Käufliche Liebe
Schweiz

Seelsorge für Sexarbeiterinnen: «Es geht recht oft um den Glauben»

Die Corona-Massnahmen bringen Sexarbeiterinnen in eine schwierige Lage. Seelsorgerin Brigitte Horvath Kälin hat mit ihren Klientinnen zurzeit nur über WhatsApp Kontakt.

Ueli Abt

Brigitte Horvath Kälin
Brigitte Horvath Kälin

Das BAG hat explizit ausgeführt: Der Besuch bei Sexarbeiterinnen ist nicht möglich. Halten sich die Freier daran?

Brigitte Horvath Kälin: Davon gehe ich aus. Viele Sexarbeiterinnen arbeiten in Bars oder Salons. Diese wurden geschlossen, entsprechend sind die Frauen dort nicht tätig. Die gute Gesundheit ist das Kapital der Frauen, dass es ihnen gut geht, ist enorm wichtig für ihr Geschäft. Sie wollen sich jetzt selbst schützen. Viele sind noch rechtzeitig in ihr Heimatland zurückgereist.

«Sie müssen die Miete weiter zahlen.»

Was macht eine Sexarbeiterin, wenn die Einkünfte wegen Corona stark zurückgehen oder gar ausbleiben?

Horvath Kälin: Jene, die in einem Atelier ein Zimmer mieten, müssen die Miete im Prinzip weiter zahlen, obwohl die Einnahmen ausbleiben. Die Beratungsstelle Aliena und die Leitung des runden Tisches Prostitution von Basel Stadt sind dabei, mit Vermietern zu sprechen und Lösungen für die Frauen zu finden, die noch da sind. 

In welchen Arbeitsverhältnissen stehen die Sexarbeiterinnen in Basel überhaupt?

Horvath Kälin: Jene, die in Salons arbeiten, werden vom Betreiber regulär beim Amt für Arbeit angemeldet mit einer Angabe, wie viele Tage sie pro Monat arbeiten. Diese Frauen arbeiten also legal. Es gibt aber auch jene, die privat eine eigene Wohnung mieten und nicht beim Amt für Wirtschaft angemeldet sind. Die Dunkelziffer ist hoch.

«Mir fällt auf, wieviele Wechsel es gibt.»

Was heisst die aktuelle Lage für Sie als Seelsorgerin im Tabubereich?

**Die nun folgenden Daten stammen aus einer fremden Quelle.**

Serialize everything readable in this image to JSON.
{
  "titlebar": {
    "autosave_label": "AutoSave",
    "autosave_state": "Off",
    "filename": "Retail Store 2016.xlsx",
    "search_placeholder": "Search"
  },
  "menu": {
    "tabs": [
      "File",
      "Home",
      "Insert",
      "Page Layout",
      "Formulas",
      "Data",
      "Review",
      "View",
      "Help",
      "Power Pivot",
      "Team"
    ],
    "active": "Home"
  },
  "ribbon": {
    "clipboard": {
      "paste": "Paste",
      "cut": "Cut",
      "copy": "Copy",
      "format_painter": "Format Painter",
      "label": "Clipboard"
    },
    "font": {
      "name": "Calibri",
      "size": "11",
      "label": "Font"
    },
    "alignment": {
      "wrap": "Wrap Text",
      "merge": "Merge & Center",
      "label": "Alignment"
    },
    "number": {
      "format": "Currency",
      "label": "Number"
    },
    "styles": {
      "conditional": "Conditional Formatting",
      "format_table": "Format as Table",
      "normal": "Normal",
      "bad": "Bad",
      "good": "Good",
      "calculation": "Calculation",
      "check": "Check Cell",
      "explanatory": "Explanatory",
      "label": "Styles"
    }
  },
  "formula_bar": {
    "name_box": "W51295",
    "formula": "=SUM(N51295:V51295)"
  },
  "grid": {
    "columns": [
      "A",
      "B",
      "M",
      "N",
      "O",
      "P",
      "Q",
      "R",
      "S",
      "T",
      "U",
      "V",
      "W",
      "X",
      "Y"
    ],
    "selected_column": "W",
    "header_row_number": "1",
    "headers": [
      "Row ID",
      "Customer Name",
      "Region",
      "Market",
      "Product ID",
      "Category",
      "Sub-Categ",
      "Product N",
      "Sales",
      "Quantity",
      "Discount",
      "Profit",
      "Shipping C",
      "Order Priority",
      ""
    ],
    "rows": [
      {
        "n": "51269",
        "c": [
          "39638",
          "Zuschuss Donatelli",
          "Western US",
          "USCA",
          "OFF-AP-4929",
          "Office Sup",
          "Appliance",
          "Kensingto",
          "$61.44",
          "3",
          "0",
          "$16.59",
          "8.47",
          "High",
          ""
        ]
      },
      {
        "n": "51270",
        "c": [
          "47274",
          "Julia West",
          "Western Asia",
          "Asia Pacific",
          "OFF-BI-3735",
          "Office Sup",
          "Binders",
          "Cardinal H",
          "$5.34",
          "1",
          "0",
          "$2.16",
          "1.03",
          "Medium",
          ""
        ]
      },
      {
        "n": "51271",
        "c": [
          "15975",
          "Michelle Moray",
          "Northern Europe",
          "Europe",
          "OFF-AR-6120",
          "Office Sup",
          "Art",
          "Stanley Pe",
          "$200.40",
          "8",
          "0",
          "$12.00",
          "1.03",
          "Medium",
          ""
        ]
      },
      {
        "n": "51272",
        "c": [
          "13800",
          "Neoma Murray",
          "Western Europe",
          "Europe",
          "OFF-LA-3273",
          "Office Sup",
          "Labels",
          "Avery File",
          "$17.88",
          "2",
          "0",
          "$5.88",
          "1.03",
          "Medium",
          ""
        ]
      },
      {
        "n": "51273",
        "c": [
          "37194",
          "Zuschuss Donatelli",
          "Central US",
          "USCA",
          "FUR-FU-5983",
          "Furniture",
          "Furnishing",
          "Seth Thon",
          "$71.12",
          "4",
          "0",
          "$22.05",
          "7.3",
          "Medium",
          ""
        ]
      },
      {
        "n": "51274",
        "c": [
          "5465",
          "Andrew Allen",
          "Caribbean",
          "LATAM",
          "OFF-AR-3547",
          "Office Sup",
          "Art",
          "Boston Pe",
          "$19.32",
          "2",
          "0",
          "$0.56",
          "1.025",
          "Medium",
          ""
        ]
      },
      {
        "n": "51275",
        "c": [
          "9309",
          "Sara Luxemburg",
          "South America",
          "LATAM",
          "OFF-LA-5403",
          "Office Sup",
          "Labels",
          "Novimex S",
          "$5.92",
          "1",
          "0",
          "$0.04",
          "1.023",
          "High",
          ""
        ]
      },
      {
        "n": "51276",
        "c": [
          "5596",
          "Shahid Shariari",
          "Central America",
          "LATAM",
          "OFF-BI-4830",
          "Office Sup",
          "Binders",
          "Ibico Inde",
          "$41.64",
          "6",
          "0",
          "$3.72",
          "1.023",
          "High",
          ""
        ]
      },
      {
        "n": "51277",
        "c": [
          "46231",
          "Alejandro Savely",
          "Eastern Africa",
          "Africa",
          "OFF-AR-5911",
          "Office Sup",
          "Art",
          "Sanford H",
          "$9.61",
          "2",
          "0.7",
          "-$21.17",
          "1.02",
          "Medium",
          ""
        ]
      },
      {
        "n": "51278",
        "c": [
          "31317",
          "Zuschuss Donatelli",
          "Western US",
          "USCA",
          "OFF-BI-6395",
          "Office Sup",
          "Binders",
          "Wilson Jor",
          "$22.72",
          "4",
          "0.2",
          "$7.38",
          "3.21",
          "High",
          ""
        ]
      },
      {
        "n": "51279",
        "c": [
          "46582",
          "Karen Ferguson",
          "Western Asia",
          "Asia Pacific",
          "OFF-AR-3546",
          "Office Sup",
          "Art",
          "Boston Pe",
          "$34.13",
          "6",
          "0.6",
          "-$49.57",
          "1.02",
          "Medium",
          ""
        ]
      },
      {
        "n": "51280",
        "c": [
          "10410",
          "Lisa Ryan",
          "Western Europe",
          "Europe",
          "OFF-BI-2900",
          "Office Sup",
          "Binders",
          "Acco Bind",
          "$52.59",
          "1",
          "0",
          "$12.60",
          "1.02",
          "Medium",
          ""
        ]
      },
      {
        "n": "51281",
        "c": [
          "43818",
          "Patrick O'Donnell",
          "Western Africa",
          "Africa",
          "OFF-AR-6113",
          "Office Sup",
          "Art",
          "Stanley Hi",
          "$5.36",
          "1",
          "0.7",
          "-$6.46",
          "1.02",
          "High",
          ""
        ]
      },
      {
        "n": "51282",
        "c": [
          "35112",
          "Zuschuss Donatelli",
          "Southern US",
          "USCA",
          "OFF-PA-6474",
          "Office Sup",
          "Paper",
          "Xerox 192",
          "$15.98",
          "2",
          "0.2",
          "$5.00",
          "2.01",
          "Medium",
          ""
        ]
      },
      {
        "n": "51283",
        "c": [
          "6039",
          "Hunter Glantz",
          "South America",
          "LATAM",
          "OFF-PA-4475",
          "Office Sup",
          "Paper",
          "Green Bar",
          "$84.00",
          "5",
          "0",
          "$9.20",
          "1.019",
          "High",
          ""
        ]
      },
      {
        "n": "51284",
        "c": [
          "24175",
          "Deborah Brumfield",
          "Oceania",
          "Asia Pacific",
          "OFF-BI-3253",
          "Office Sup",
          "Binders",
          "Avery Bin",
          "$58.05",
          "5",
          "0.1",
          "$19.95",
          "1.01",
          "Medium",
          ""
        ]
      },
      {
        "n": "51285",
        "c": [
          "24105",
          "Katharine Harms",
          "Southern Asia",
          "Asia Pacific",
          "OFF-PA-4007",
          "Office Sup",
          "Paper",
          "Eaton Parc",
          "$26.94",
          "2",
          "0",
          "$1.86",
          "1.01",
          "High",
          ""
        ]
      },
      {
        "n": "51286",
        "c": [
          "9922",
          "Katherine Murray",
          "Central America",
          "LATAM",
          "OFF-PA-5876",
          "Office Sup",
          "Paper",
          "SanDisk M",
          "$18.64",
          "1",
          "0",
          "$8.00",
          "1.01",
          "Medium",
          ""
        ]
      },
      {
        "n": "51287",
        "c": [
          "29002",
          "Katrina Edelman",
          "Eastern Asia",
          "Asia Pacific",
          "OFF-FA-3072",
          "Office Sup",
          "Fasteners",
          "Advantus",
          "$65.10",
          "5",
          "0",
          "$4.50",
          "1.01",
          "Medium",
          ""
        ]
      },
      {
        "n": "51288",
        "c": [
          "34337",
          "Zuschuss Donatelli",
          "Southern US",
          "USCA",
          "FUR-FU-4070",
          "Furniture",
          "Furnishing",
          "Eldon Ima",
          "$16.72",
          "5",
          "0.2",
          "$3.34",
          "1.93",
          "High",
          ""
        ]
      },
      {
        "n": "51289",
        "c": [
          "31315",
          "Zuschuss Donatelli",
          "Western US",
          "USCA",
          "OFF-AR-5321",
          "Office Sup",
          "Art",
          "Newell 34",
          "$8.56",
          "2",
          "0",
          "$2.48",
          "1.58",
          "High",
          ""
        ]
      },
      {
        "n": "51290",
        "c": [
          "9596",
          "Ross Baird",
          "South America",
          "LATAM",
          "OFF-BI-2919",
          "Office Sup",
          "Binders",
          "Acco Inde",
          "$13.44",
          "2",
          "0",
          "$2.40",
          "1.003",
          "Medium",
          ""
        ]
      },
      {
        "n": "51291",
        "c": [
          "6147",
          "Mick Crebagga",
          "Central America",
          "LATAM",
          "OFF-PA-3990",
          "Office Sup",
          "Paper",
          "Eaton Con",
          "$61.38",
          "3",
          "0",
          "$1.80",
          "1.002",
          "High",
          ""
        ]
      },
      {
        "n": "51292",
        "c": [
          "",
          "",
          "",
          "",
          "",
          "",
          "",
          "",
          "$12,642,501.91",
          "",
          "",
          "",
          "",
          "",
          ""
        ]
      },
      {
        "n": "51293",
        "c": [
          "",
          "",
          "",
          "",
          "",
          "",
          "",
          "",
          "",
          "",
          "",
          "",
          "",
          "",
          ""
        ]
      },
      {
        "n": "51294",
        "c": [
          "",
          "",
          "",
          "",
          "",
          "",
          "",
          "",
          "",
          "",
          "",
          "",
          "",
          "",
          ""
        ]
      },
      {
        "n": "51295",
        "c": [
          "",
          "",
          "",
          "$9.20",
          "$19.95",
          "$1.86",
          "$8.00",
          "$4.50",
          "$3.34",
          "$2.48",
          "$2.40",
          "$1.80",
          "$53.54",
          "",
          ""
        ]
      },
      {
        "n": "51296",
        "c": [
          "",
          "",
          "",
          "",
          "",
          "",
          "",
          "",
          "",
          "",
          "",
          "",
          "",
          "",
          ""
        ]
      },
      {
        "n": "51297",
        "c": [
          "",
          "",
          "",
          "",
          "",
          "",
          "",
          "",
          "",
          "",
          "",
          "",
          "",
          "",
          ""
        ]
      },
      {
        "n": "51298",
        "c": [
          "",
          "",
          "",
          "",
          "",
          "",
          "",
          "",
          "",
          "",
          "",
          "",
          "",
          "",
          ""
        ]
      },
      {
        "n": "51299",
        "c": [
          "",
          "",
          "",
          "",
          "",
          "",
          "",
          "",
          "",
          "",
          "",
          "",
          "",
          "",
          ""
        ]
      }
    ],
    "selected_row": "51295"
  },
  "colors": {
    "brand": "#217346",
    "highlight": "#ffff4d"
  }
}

Horvath Kälin: Wir können im Moment nicht wie gewohnt arbeiten, die aufsuchende Seelsorge fällt derzeit weg. Unser letzter Rundgang durchs Milieu war Ende Februar. Ich bin aber mit einzelnen Frauen via Whatsapp im Austausch. Das Team der Beratungsstelle Aliena führt nach wie vor Beratungen durch.

Sie haben vor einem Jahr Ihre Arbeit als Seelsorgerin im Tabubereich aufgenommen. Zu Beginn sagten Sie, in einem ersten Schritt gehe es darum, überhaupt Kontakt aufzunehmen. Wo stehen Sie da heute?

Horvath Kälin: Es hat sich eine gewisse Routine ergeben. Regelmässige Besuche in den Quartieren sind normal. Einzelne Frauen treffe ich immer wieder an. Doch mir fällt auf, wie viele Wechsel es gibt. Immer wieder denke ich: «Diese Frau habe ich zuvor noch nicht gesehen.»

Somit ist es schwierig, langfristige Kontakte aufzubauen. Diese entstehen beispielsweise dann, wenn eine Frau aussteigen will und neue Kontakte sucht, um sich dem Einfluss des Milieus zu entziehen. Meine Kollegin von der Heilsarmee, die diese Arbeit schon seit Jahren macht, steht bis heute mit Frauen in Kontakt, die längst das Pensionsalter überschritten haben.

Gibt es in den Gesprächen mit Sexarbeiterinnen wiederkehrende Themen?

Horvath Kälin: Ganz häufig beschäftigt die Sexarbeiterinnen der Geldbeschaffungsstress. Sie müssen arbeiten, es muss Geld reinkommen. Viele von ihnen haben in ihrem Heimatland Familie oder mindestens Kinder, die bei den Grosseltern oder bei einer Tante leben, während die Mutter zur Arbeit ins Ausland reist. Viele Frauen sagen, dass die Arbeit für sie eigentlich nicht Okay sei. Sie würden lieber eine normale Arbeit machen. Doch sie sehen es als einzige Möglichkeit. Wegen der Angst, es könnte ihnen ein Kunde entgehen, dauern die Gespräche manchmal nicht besonders lang.

«Sie sind praktizierende Katholikinnen.»

Reden Sie in der Seelsorge auch über den Glauben?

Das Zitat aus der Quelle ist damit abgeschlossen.